Is it better to cold condition in the FV or bottle then?

Also correct me if I'm wrong but just need to confirm what I'm reading...

Cold crashing/crash chilling is bringing the temp way down from ferment temp so the yeast starts to drop out of suspension and clear up.

Cold conditioning is conditioning the beer at the same low temp for a longer period to clean out the beer even more and this can be done in the bottle or in the FV.

Correct? Or close?
 
At the risk of asking something that has already been covered. What's the deal with "dry ingredients"? Does this come with the tin of Yeast form the shop or do I get in separately? Sorry to be such a novice!!
 
The tin is the "liquid" ingredient. Yeast is seperate to that, and probably a dry ingredient in your case, although yeast can also come in liquid form.
The dry ingredients are obviously seperate from the tin.
You will need to steep them if it's grain, or boil or steep if it's hops etc.

Let us know the recipe you want to follow and what ingredients you have, and we can give you more specific advice.
 
The tin (Coopers or whatever) is the liquid ingredient. By itself it would make 23 litres of rather weak beer so to make pub strength beer you need to add extra ingredients that are usually in dried form. For example a kilo of sugar (not recommended) or one of the "Beer Enhancer" packs that contain a mix of ingredients.

If you are just starting off, a good extra to use is a kilo pack of Coopers Brew Enhancer No 2, or a similar mix from a local home brew shop.

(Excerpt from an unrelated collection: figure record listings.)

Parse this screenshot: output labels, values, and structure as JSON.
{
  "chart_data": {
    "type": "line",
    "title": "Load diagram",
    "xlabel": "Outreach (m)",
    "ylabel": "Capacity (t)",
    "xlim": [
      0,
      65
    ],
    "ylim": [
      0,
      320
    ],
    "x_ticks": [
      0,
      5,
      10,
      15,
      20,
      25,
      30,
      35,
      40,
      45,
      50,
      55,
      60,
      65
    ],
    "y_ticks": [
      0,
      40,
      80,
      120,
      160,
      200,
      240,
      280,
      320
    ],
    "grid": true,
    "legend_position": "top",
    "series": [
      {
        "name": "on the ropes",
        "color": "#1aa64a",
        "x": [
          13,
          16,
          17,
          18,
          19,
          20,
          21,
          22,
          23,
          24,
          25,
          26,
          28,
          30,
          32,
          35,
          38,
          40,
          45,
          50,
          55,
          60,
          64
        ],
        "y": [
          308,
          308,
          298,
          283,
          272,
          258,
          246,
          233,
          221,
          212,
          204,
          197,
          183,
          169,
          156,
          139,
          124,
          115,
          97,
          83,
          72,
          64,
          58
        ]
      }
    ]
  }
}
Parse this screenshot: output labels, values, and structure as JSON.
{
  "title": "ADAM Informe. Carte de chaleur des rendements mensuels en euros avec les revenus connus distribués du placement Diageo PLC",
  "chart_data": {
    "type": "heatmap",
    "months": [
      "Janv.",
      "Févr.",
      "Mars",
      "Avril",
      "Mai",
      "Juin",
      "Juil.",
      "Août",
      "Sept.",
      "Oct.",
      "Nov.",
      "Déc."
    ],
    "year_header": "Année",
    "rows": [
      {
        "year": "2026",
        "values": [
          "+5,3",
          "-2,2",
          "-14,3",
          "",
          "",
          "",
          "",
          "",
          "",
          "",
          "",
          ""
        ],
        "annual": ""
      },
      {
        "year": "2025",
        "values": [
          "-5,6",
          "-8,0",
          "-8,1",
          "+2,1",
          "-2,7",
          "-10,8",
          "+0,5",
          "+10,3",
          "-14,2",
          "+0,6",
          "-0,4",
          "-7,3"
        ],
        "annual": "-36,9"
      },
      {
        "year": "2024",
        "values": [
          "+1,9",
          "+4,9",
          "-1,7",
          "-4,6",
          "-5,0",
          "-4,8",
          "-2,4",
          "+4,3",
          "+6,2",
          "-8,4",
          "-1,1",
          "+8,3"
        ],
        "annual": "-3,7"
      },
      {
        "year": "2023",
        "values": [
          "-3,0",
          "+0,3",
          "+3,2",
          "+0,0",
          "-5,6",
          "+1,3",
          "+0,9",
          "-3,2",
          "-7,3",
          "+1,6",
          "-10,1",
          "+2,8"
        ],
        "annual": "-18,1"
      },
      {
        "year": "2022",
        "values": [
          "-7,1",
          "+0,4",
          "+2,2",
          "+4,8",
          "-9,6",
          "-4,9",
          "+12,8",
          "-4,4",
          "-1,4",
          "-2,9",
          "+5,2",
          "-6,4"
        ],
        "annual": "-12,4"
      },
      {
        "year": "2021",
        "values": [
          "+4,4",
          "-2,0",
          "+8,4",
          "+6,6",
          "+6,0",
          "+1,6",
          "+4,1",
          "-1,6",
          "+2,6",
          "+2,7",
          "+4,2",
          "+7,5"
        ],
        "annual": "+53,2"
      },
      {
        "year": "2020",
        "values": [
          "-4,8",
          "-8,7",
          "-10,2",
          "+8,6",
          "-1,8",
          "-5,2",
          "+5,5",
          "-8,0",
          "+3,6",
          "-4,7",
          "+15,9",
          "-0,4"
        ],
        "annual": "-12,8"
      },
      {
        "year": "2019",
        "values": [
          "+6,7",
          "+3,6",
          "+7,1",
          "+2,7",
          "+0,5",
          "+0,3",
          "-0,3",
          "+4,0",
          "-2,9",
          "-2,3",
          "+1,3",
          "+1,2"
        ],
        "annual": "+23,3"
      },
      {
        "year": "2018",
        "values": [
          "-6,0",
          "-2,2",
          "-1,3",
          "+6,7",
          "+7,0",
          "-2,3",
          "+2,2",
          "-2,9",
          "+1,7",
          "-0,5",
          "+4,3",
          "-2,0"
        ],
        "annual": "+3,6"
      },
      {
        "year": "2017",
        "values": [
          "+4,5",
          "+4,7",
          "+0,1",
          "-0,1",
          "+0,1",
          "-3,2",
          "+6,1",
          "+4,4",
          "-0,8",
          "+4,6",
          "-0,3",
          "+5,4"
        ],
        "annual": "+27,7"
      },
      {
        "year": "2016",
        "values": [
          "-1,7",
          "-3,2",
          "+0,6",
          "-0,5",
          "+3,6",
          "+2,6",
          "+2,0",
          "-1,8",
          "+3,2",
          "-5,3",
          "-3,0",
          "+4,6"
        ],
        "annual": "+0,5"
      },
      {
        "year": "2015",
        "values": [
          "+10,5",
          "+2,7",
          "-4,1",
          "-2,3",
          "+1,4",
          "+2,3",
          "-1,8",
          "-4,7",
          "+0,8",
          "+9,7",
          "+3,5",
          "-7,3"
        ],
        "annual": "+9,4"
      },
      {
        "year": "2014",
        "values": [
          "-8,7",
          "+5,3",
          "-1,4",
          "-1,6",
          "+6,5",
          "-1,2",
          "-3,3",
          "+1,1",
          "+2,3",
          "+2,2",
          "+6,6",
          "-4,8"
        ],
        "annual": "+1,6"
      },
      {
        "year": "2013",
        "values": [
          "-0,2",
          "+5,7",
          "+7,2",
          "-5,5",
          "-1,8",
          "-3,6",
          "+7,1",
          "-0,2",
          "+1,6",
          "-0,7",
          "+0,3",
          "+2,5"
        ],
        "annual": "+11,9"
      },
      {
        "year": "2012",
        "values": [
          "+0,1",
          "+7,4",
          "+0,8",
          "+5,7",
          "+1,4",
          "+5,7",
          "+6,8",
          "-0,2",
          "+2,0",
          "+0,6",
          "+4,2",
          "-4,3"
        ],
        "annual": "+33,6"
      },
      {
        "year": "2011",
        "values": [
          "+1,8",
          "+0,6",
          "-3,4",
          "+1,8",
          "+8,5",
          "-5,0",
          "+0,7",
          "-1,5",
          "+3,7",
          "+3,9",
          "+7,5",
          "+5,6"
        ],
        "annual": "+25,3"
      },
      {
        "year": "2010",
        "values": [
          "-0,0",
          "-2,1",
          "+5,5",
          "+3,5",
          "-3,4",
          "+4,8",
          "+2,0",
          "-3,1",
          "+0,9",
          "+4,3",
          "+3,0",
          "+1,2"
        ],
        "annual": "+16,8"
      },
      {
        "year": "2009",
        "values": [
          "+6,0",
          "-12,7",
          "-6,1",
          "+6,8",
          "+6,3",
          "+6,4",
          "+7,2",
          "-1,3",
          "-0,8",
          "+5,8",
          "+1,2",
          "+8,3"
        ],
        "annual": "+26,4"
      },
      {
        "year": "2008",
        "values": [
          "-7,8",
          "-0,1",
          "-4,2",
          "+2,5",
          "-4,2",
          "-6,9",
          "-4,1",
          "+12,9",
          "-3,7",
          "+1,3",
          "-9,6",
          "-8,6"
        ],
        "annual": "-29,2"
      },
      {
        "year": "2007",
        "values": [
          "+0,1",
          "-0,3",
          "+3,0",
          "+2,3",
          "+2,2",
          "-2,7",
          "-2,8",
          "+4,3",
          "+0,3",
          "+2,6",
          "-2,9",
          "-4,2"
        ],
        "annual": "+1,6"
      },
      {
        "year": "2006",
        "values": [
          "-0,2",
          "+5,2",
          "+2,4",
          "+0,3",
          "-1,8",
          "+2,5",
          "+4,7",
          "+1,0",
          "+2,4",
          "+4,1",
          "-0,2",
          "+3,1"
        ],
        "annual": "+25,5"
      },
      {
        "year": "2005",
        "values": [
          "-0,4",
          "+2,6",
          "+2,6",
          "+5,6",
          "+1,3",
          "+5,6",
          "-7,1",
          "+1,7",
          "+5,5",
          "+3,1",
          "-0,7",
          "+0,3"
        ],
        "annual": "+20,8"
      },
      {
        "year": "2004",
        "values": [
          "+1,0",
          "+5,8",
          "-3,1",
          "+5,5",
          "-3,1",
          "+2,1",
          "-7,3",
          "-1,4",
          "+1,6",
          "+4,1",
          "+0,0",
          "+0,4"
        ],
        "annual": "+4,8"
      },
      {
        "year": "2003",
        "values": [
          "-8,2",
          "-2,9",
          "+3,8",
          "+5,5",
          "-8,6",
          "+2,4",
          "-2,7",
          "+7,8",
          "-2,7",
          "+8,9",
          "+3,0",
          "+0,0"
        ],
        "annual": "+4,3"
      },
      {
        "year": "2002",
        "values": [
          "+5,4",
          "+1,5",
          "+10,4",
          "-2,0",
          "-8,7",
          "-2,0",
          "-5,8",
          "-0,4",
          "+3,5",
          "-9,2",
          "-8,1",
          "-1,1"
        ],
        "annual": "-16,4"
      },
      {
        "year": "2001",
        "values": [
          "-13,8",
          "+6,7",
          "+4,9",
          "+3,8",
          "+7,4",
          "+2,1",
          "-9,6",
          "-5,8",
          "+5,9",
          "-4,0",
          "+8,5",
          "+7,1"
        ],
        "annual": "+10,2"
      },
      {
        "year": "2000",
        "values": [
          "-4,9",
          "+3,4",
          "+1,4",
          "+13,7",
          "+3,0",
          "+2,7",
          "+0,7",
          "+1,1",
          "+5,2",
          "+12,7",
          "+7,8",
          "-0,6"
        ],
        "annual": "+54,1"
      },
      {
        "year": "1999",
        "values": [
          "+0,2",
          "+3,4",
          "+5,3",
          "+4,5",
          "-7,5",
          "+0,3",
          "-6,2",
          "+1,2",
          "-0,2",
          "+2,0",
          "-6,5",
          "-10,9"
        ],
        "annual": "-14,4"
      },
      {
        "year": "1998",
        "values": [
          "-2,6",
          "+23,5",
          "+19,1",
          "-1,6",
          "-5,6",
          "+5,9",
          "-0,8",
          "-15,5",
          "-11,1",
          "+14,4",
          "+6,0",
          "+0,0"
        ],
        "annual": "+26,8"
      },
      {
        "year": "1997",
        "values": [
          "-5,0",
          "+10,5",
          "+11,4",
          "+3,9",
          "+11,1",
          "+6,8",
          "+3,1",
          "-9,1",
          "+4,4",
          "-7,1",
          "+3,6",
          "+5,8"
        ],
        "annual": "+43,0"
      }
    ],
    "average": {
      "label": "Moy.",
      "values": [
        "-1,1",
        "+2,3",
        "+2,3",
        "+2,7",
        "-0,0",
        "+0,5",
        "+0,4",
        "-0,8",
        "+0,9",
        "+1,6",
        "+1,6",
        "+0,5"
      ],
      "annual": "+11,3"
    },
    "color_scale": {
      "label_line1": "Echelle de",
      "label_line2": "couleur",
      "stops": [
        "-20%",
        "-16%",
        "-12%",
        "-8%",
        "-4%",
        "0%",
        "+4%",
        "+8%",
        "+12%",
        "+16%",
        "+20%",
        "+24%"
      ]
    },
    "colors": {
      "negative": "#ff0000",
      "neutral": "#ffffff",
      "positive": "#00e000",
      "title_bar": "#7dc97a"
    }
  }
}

Yeast - the metal foil packet that comes stuck to the top of the tin - as Warra says, could be regarded as a "dry ingredient",
 
Cheers guys!!!
I found out that "dry ingredients" was just the the kilo pack of beer enhancer but its great to get your feedback also. I made up a brew on sunday arvo and hope it works out ok???
I followed the steps i got off this site but pretty much just put in the yeast (tin of goo) and beer enhancer (1 kilo pack) and disolved it in about 3-4 ltrs of hot water. Then stirred and filled to 23 ltrs and sprinkled the little pack of yeast over the top and let sit.
The only problem i think i will have is the temp. I keep the brew in my shed inside a timber cabinet i made but it gets quite cold this time of year :( I had a look this morning on the way to work and it was only on 10 degrees and at most gets to only about 14-15 during the day. Hope this dosent matter too much?
Thanks again for ya help, ill let ya know how it goes.
 
Your fermentation temperature is probably a little on the low side if you are using an ale yeast, which the kit yeast more than likely is.
You can always cover the fermenter with a sleeping bag or doonah and bring it into the house to warm it up to about 18ºC.

In winter I simply used to set my fermentation fridge to about 19ºC and once or twice a day I put a hot water bottle into the fridge to keep it at the right temperature.

Once your fermentation is underway, it tends to generate its own heat during the very active fermentation stage.
 
As Warra said. But , at this time of year, i tend to pitch the yeast at 22 c then wrap the fermenter in a sleeping bag. by the time the yeast starts to activate and generate its own heat the temp is pretty well spot on. And although i live in a coastal city in the tropics it does get cold ( 2 c the other morning and it didn't worry the yeast fermenting in the slightest using this method).
 
also, just because your ambient temperature goes down to 10 degrees, it doesn't mean your beer will get that low. it would need to be exposed to 10 degrees for a fair while to drop it to that temperature from say 15 if the area was free from drafty conditions.